Lo chiamano "Il risveglio spirituale dei discepoli del signore" e si considerano un'associazione, non una confraternita nè un particolare "ramo" del Cristianesimo Protestante. Ma il pastore a capo di questa associazione è un "padre spirituale" riconosciuto dagli ordini religiosi delle Chiese Protestanti. Solo che quì a Soatanana si sono riuniti con la promessa che tutti aiutano tutti e che il lavoro nei campi di ogni singolo, produce la sopravvivenza di tutti. La terra appartiene alla comunità, e la comunità ha costruito abitazioni "popolari" che superano di gran lunga le piccole case con tetto in paglia che solitamente punteggiano isolate il territorio degli altopiani del Madagascar. Quì, a 2 ore di pista 4x4 dalla città di Fianarantsoa, non si temono gli uragani stagionali, le case sono strette una all'altra, in mattoni e con tetti solidi. Quì, una comunità di più di 1200 persone si è riunita in modo naturale, giungendo da diverse parti del Madagascar richiamati dallo spirito di accoglienza e dal principio dell'uguaglianza.

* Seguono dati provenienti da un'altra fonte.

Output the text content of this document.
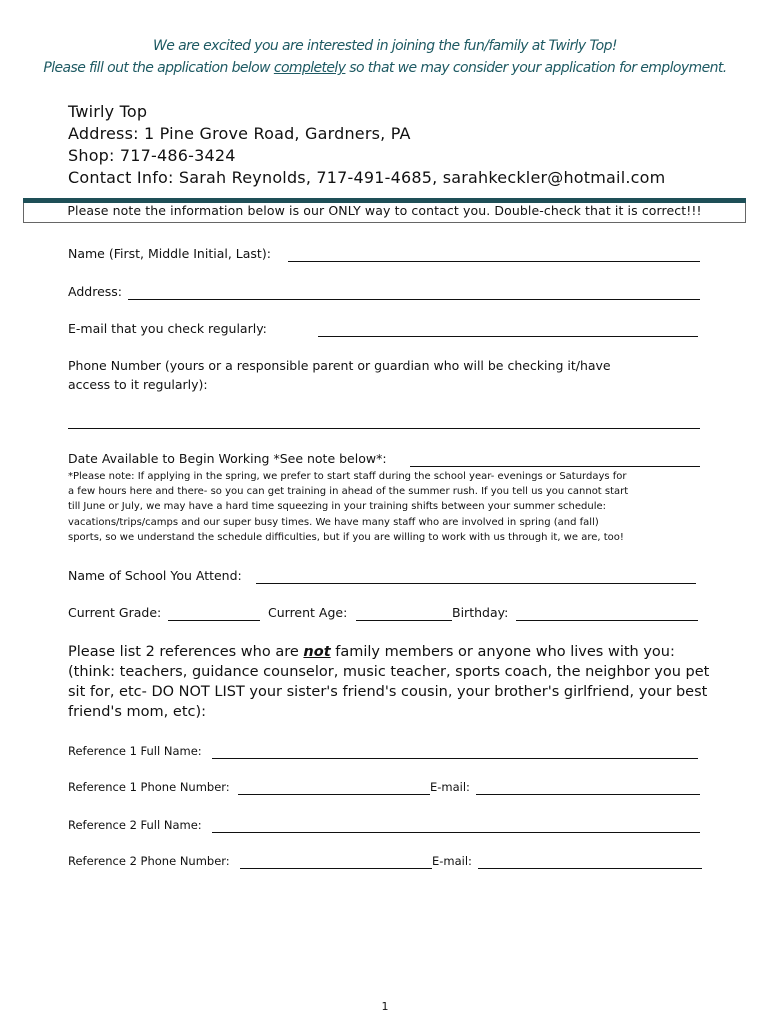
We are excited you are interested in joining the fun/family at Twirly Top!
Please fill out the application below completely so that we may consider your application for employment.
Twirly Top
Address: 1 Pine Grove Road, Gardners, PA
Shop: 717-486-3424
Contact Info: Sarah Reynolds, 717-491-4685, sarahkeckler@hotmail.com
Please note the information below is our ONLY way to contact you. Double-check that it is correct!!!
Name (First, Middle Initial, Last):
Address:
E-mail that you check regularly:
Phone Number (yours or a responsible parent or guardian who will be checking it/have
access to it regularly):
Date Available to Begin Working *See note below*:
*Please note: If applying in the spring, we prefer to start staff during the school year- evenings or Saturdays for
a few hours here and there- so you can get training in ahead of the summer rush. If you tell us you cannot start
till June or July, we may have a hard time squeezing in your training shifts between your summer schedule:
vacations/trips/camps and our super busy times. We have many staff who are involved in spring (and fall)
sports, so we understand the schedule difficulties, but if you are willing to work with us through it, we are, too!
Name of School You Attend:
Current Grade:	Current Age:	Birthday:
Please list 2 references who are not family members or anyone who lives with you: (think: teachers, guidance counselor, music teacher, sports coach, the neighbor you pet sit for, etc- DO NOT LIST your sister's friend's cousin, your brother's girlfriend, your best friend's mom, etc):
Reference 1 Full Name:
Reference 1 Phone Number:	E-mail:
Reference 2 Full Name:
Reference 2 Phone Number:	E-mail:
1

La domenica la comunità si ritrova per una plenaria messa cantata, di grande impatto emotivo per ogni visitatore. Ma chi si ferma a Soatanana per almeno una notte, scoprirà la straordinaria accoglienza, scoprirà che gli abitanti dei differenti quartieri, si ritrovano ogni sera per cantare e celebrare la comunità. Si celebra l'accoglienza dell'ospite, con una speciale preghiera cantata, con il rituale lavaggio dei piedi e con un invito a cena seguiti dal coro dei ragazzi e delle ragazze della comunità.
Soatanana è un luogo lontano, per ora privo di alberghi e punti di appoggio per il normale turismo; ma per chi si avventura fino a quì e si adatta ad una notte ospiti in una casa locale, si aprirà un mondo spontaneo ed affascinante. Merita anche una passeggiata tra le risaie e le montagne che circondano il villaggio per scoprire un panorama bucolico e indimenticabile.